Apolipoprotein E-derived peptides ameliorate clinical disability and inflammatory infiltrates into the spinal cord in a murine model of multiple sclerosis.[Pubmed:16740622]

J Pharmacol Exp Ther. 2006 Sep;318(3):956-65.

Apolipoprotein E (apoE), well known to play a role in lipid transport and cholesterol metabolism, also exerts anti-inflammatory and neuroprotective effects in the central nervous system. Recent clinical and genetic studies display an association between apoE genotype (APOE) and the progression and severity of multiple sclerosis, raising the possibility that modulation of apoE may be a novel treatment for multiple sclerosis. Using a murine experimental autoimmune encephalomyelitis (EAE) model of human multiple sclerosis, we found that a peptidomimetic of apoE protein, COG133, substantially reduces the clinical symptoms of EAE and promotes remission from the disability when administered before or after onset of disease. Most notably, fusion of COG133 to a protein transduction domain creates COG112, a modified apoE-mimetic peptide with significantly enhanced anti-inflammatory bioactivities in vitro, and improved therapeutic effects on EAE in vivo, which renders a nearly full remission from the disability.
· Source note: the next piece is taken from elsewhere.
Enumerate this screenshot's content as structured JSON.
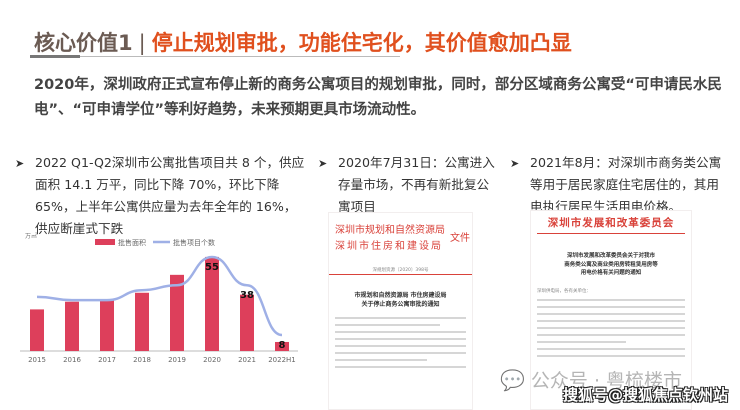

Histopathological analysis showed that COG112 and COG133 attenuated demyelination and significantly diminished the number of peripheral cells infiltrating into the spinal cord. ApoE mimetics also interfered with several mechanisms relevant to the pathogenesis of EAE and multiple sclerosis, including activation of macrophages, subsequent production of nitric oxide and inflammatory cytokines, and lymphocyte proliferation. These data suggest that apoE mimetics represent a multidimensional therapeutic for multiple sclerosis capable of inhibiting the inflammatory cascade, modulating immune cell function, and reducing clinical signs, which may have novel utility for the treatment of inflammatory autoimmune diseases.